A research group led by Assistant Professor Hiroshi Ohno of Kitami Institute of Technology, Assistant Professor Yoshinori Iizuka of Hokkaido University, and the National Institute of Polar Research conducted detailed physicochemical analysis of deep ice collected at Dome Fuji Station in the inland area of the Antarctic. We elucidated the physicochemical properties of the deepest part of the ice core, which is considered to be one of the oldest ice on the earth.
Research on "ice cores," which are ice samples made by hollowing out the Antarctic ice sheet into columns, is being actively conducted by Japan, the United States, and Europe in order to elucidate the history of past climate changes.The deepest part of the Dome Fuji ice core excavated at Dome Fuji base from 2003 to 2007 is expected to go back more than 70 years to understand the past global environment, and at the same time, the deepest part of the Antarctic ice sheet is cold. It is thought to be inhabited by unknown extremophiles that can withstand high-pressure environments.However, little is known about the origin and existence of ice near the bottom of the ice sheet in the interior of Antarctica.

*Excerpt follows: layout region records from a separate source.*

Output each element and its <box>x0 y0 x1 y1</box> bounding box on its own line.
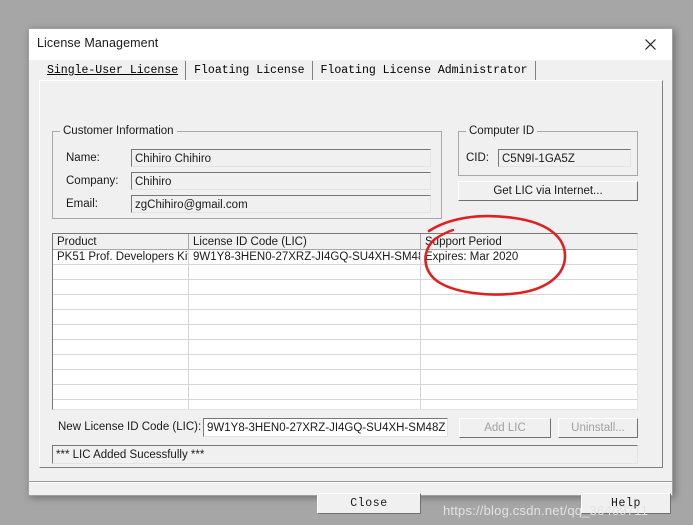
cell-empty <box>421 280 637 295</box>
table-row[interactable] <box>53 280 637 295</box>
company-label: Company: <box>66 175 119 187</box>
cell-empty <box>189 370 421 385</box>
name-input[interactable]: Chihiro Chihiro <box>131 149 431 167</box>
cid-field-row: CID: C5N9I-1GA5Z <box>466 149 631 167</box>
cell-empty <box>53 400 189 409</box>
table-row[interactable] <box>53 310 637 325</box>
cell-empty <box>421 370 637 385</box>
cell-empty <box>53 355 189 370</box>
cell-empty <box>53 310 189 325</box>
cell-empty <box>189 295 421 310</box>
cell-empty <box>189 385 421 400</box>
email-input[interactable]: zgChihiro@gmail.com <box>131 195 431 213</box>
cell-empty <box>421 295 637 310</box>
table-row[interactable] <box>53 325 637 340</box>
table-row[interactable] <box>53 370 637 385</box>
page-title: License Management <box>37 36 159 50</box>
watermark-text: https://blog.csdn.net/qq_36409711 <box>443 503 649 518</box>
table-row[interactable] <box>53 295 637 310</box>
computer-id-title: Computer ID <box>466 125 538 137</box>
email-label: Email: <box>66 198 98 210</box>
cid-label: CID: <box>466 152 489 164</box>
close-icon[interactable] <box>628 29 672 59</box>
tab-floating-license-administrator[interactable]: Floating License Administrator <box>312 61 536 80</box>
cell-empty <box>53 385 189 400</box>
cell-empty <box>53 325 189 340</box>
cell-empty <box>189 355 421 370</box>
column-header-product[interactable]: Product <box>53 234 189 250</box>
cell-empty <box>189 340 421 355</box>
cell-empty <box>189 310 421 325</box>
cid-input[interactable]: C5N9I-1GA5Z <box>498 149 631 167</box>
table-row[interactable] <box>53 355 637 370</box>
table-row[interactable] <box>53 340 637 355</box>
cell-empty <box>421 355 637 370</box>
tab-panel-single-user-license: Customer Information Name: Chihiro Chihi… <box>39 80 663 468</box>
cell-support-period: Expires: Mar 2020 <box>421 250 637 265</box>
name-label: Name: <box>66 152 100 164</box>
cell-empty <box>421 385 637 400</box>
cell-product: PK51 Prof. Developers Kit <box>53 250 189 265</box>
table-row[interactable]: PK51 Prof. Developers Kit 9W1Y8-3HEN0-27… <box>53 250 637 265</box>
add-lic-button[interactable]: Add LIC <box>459 418 551 438</box>
window-title-bar: License Management <box>29 29 672 60</box>
table-row[interactable] <box>53 385 637 400</box>
cell-empty <box>189 400 421 409</box>
name-field-row: Name: Chihiro Chihiro <box>66 149 431 167</box>
customer-information-title: Customer Information <box>60 125 177 137</box>
get-lic-via-internet-button[interactable]: Get LIC via Internet... <box>458 181 638 201</box>
cell-empty <box>189 325 421 340</box>
cell-license-id-code: 9W1Y8-3HEN0-27XRZ-JI4GQ-SU4XH-SM48Z <box>189 250 421 265</box>
close-button[interactable]: Close <box>317 493 421 514</box>
company-input[interactable]: Chihiro <box>131 172 431 190</box>
cell-empty <box>53 280 189 295</box>
uninstall-button[interactable]: Uninstall... <box>558 418 638 438</box>
footer-divider <box>29 481 672 483</box>
table-empty-rows <box>53 265 637 409</box>
tab-single-user-license[interactable]: Single-User License <box>39 61 187 80</box>
cell-empty <box>421 265 637 280</box>
table-row[interactable] <box>53 265 637 280</box>
cell-empty <box>189 265 421 280</box>
cell-empty <box>53 265 189 280</box>
column-header-license-id-code[interactable]: License ID Code (LIC) <box>189 234 421 250</box>
cell-empty <box>53 295 189 310</box>
table-header-row: Product License ID Code (LIC) Support Pe… <box>53 234 637 250</box>
table-row[interactable] <box>53 400 637 409</box>
cell-empty <box>421 400 637 409</box>
tab-floating-license[interactable]: Floating License <box>186 61 313 80</box>
license-management-window: License Management Single-User License F… <box>28 28 673 514</box>
cell-empty <box>53 370 189 385</box>
cell-empty <box>421 310 637 325</box>
cell-empty <box>421 340 637 355</box>
new-license-id-code-label: New License ID Code (LIC): <box>58 421 202 433</box>
column-header-support-period[interactable]: Support Period <box>421 234 637 250</box>
new-license-id-code-input[interactable]: 9W1Y8-3HEN0-27XRZ-JI4GQ-SU4XH-SM48Z <box>203 418 448 437</box>
status-message: *** LIC Added Sucessfully *** <box>52 445 638 464</box>
cell-empty <box>53 340 189 355</box>
cell-empty <box>421 325 637 340</box>
cell-empty <box>189 280 421 295</box>
company-field-row: Company: Chihiro <box>66 172 431 190</box>
email-field-row: Email: zgChihiro@gmail.com <box>66 195 431 213</box>
tab-strip: Single-User License Floating License Flo… <box>39 61 536 80</box>
license-table[interactable]: Product License ID Code (LIC) Support Pe… <box>52 233 638 410</box>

The research group investigated in detail the physicochemical properties of ice cores recovered from the deepest part (3000-3035 m deep).To clarify the origin and history of deep ice, mainly for the concentration of ions contained in deep ice and shallow ice (0 to 13 years ago, about 0 to 1750 m deep) and the oxygen isotope ratio of water. We systematically acquired a wide range of information, such as component analysis, and comprehensively analyzed it to elucidate the environment at the deepest part of the ice sheet and the physicochemical processes that are occurring.
As a result of research, all deep ice originated from rainwater (snowfall) during the warm season, and significant redistribution of chemical components occurred near the bottom of the ice sheet. It was found that crystals formed by the reaction of water at low temperature and high pressure) are caused by segregation on the grain surface and ice crystal grain boundaries, and transfer along the grain boundaries.
In the future, if we find old ice that is placed in a relatively low temperature environment, it will be possible to extract well-preserved paleoenvironment information based on the results of this research.In addition, it is expected that discussions on ice sheet microbiology will proceed based on the new findings on the physicochemical structure of ice that have been revealed this time.